Zu guter Letzt: Muss der Kulturbetrieb krisenfester gemacht werden?

Für mich scheint hier die Bereitschaft zu einer ehrlichen Bestandsaufnahme wichtig. Es braucht einen breiten Diskurs über die Nachhaltigkeit von Kulturangeboten und Kultureinrichtungen. Um dies anschaulich zu erklären, würde ich gerne ein Bild aus der Forstwirtschaft nehmen: Dort geht es ja nicht darum, keinen Baum zu fällen.

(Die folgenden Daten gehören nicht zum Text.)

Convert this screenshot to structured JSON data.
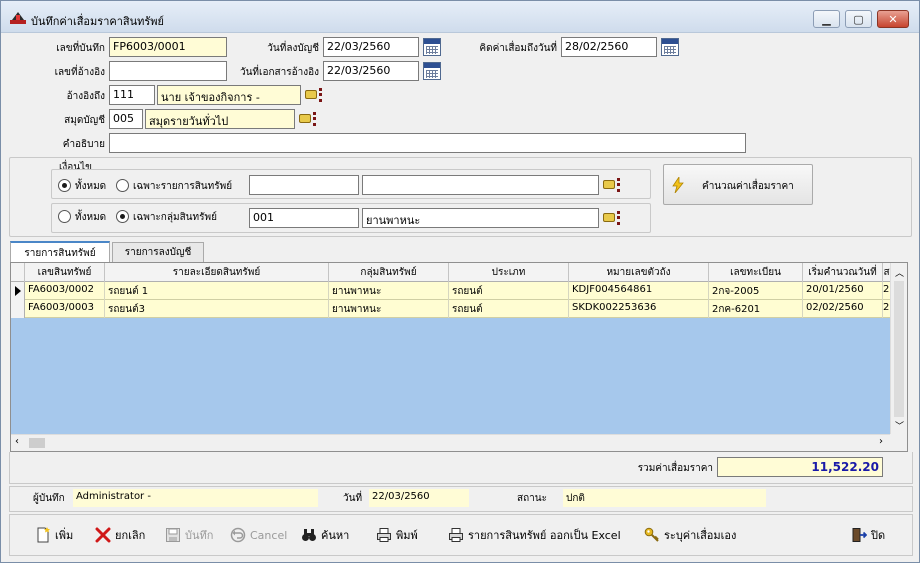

Vielmehr geht es darum, den Baumbestand so zu bearbeiten, dass der Bestand des Waldes generationsübergreifend gesichert wird. Dieses Handlungsprinzip kann auf den Kulturbetrieb angewandt werden: So gilt es auch in der Kultur genauer hinzuschauen und den kulturellen „Baumbestand“ nachhaltig und damit zukunftsfähig zu gestalten, auch gegenüber Krisensituationen.

———————————————————————————————————————————————————

Corona-Maßnahmen Kultur

Künstlermaßnahmenpaket I (sprachgruppenübergreifend)
Ziel: schnelle Unterstützung freischaffender Künstler; Sichtbarmachung, dass auch für Kunst und Kultur Hilfsmaßnahmen erbracht werden.

Ergebnis: 430 Anträge x 600,00 Euro = 258.000,00 Euro

Künstlermaßnahmenpaket II (sprachgruppenübergreifend)
Ziel: Unterstützung freischaffender Künstler und Vermittlung von „Plattformen“, um Kunst und Kultur wieder sichtbar zu machen

Ergebnis: 530 Anträge x 3.000,00 Euro = 1.590.000,00 Euro

Flexibilisierung von Planungsvorhaben und Abrechungsmodalitäten
Ziel: Sicherstellung der Liquidität sowohl der privaten Organisationen/Vereine/ Verbände als auch der Körperschaften mit Landesbeteiligung sowie Adaptierung der Fördermaßnahmen vor dem Hintergrund der coronabedingten Ausnahmesituation

Ergebnis: Anerkennung von angefallenen Kosten auch für nicht durchgeführte bzw. verschobene Veranstaltungen und Aktivitäten

Verlagsförderung
Ziel: Sicherstellung der Verlagsförderung

Ergebnis: Anwendung des höchstmöglichen Fördersatzes von 70 Prozent

Ausfallentschädigung von Gastveranstaltungen in Bildungshäusern und Jugendherbergen
Ziel: Sicherstellung der Liquidität von Einrichtungen

Ergebnis: rund 1,9 Millionen Euro

Aufstockung der Mittel für die Digitale Bibliothek biblio24
Ziel: Zurverfügungstellung von digitalen Leseangeboten in der Phase, in der die Bibliotheken im Land geschlossen bleiben mussten

Ergebnis: Steigerung der Entlehnungen um 54 Prozent gegenüber dem Jahr 2019. Die angemeldeten Nutzer sind um 116 Prozent im Vergleich zum Vorjahr angestiegen.